Olivier Faure, der es anders formuliert, weigert sich ebenfalls, die unbeugsamen Wähler aufgrund von Meinungsverschiedenheiten mit Jean-Luc Mélenchon auszuschließen. Der Erste Sekretär der Sozialistischen Partei (PS) weigerte sich am Montag in der Le Parisien, die Wähler von La France Insoumise (LFI) zu verunglimpfen, „die LFI aufrichtig unterstützt haben und sich nicht für die Exzesse ihres Vorsitzenden mitverantwortlich fühlen.“Es ist wichtig, LFI-Wähler zu gewinnen, ja, aber gleichzeitig darf man die eher zentristische Wählerschaft nicht verprellen, die die Sozialisten oder Grünen möglicherweise für einen Sieg benötigen.
Beispiel in Paris: der sozialistische Kandidat Emmanuel Grégoire muss sowohl die Wähler der linken Kandidatin Sophia Chikirou als auch die gemäßigteren Wähler des Horizons-Renaissance-Kandidaten Pierre-Yves Bournazel für sich gewinnen.
Was wäre, wenn Jean-Luc Mélenchon die Lösung parat hätte? Bei einer Kundgebung in Marseille am Samstag plädierte der Gründer von La France Insoumise (LFI) für eine „technische Fusion“ der LFI-Liste und der Liste von Benoît Payan in der zweiten Runde. Diese Botschaft könnte auch auf andere Städte zutreffen.
Eine solche Fusion ohne programmatische Vereinbarung würde im Falle eines Wahlsiegs nicht zwangsläufig zu einer gemeinsamen Stadtverwaltung führen, aber die Bildung einer „antifaschistischen Front“ ermöglichen, argumentierte LFI-Koordinator Manuel Bompard auf France 3.

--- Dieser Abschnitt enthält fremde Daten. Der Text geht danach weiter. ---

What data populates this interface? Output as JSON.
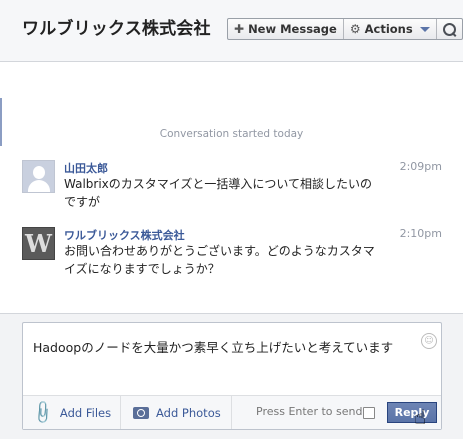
{
  "header": {
    "title": "ワルブリックス株式会社",
    "new_message_label": "New Message",
    "actions_label": "Actions"
  },
  "conversation": {
    "started_label": "Conversation started today",
    "messages": [
      {
        "sender": "山田太郎",
        "time": "2:09pm",
        "text": "Walbrixのカスタマイズと一括導入について相談したいのですが",
        "avatar": "default-person"
      },
      {
        "sender": "ワルブリックス株式会社",
        "time": "2:10pm",
        "text": "お問い合わせありがとうございます。どのようなカスタマイズになりますでしょうか？",
        "avatar": "W"
      }
    ]
  },
  "composer": {
    "value": "Hadoopのノードを大量かつ素早く立ち上げたいと考えています",
    "add_files_label": "Add Files",
    "add_photos_label": "Add Photos",
    "press_enter_label": "Press Enter to send",
    "reply_label": "Reply"
  }
}
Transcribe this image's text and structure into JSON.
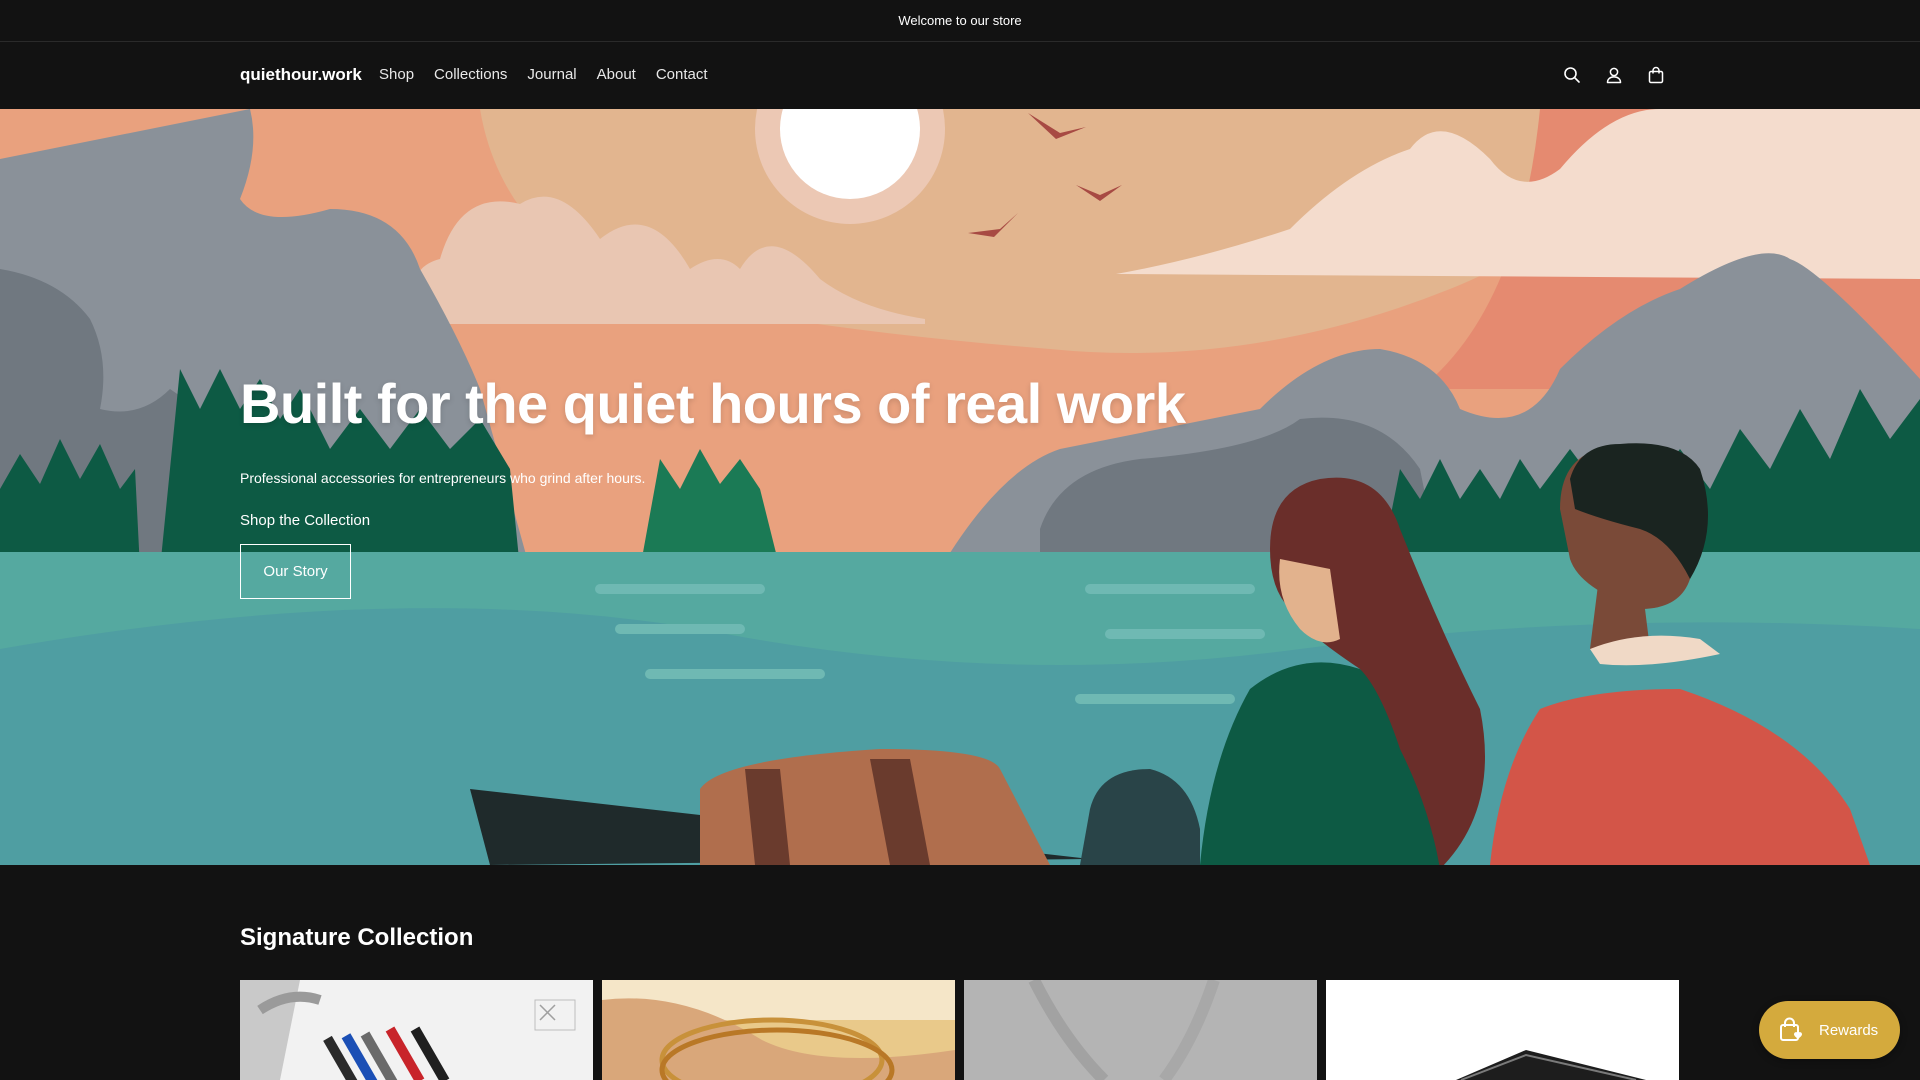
{
  "announcement": {
    "text": "Welcome to our store"
  },
  "header": {
    "logo": "quiethour.work",
    "nav": [
      "Shop",
      "Collections",
      "Journal",
      "About",
      "Contact"
    ],
    "icons": [
      "search-icon",
      "account-icon",
      "cart-icon"
    ]
  },
  "hero": {
    "title": "Built for the quiet hours of real work",
    "subtitle": "Professional accessories for entrepreneurs who grind after hours.",
    "link_label": "Shop the Collection",
    "button_label": "Our Story"
  },
  "signature": {
    "title": "Signature Collection",
    "products": [
      "pens-product-image",
      "bracelets-product-image",
      "grey-product-image",
      "box-product-image"
    ]
  },
  "rewards": {
    "label": "Rewards"
  },
  "colors": {
    "background": "#121212",
    "rewards_button": "#d4aa3d",
    "sky": "#e9a17e",
    "water": "#4f9ea2"
  }
}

Bei den Grünen scheint die Idee an Zustimmung zu gewinnen. „Die Gespräche werden niemals enden, solange bestimmte Prinzipien von den Kandidaten, mit denen wir verbündet sind, respektiert werden, wie beispielsweise die Ablehnung von Gewalt in der Politik“, versichert der grüne Senator Thomas Dossus. Obwohl in mehreren Großstädten bereits Vereinbarungen getroffen wurden, muss man die schärfsten Kritiker von La France Insoumise noch überzeugen. Jede Annäherung an LFI wäre ein „Kompromiss“, der im Vorfeld der Präsidentschaftswahlen zu einem „dauerhaften Wählerverlust“ führen würde, argumentierte der Abgeordnete und ehemalige Staatschef François Hollande wiederholt. Marine Tondeliers Antwort: „Wir haben nicht verwechselt, welche Wahlen anstehen. Es gibt Parteien, die sich auf die nationalen Wahlen vorbereiten, Parteien mit der Strategie, unabhängig anzutreten, um ihre Unterstützung zu testen und neue Mitglieder zu gewinnen. Die Kommunalwahlen sind jedoch keine Generalprobe für 2027.“ Die Gegner von La France Insoumise sind also gewarnt.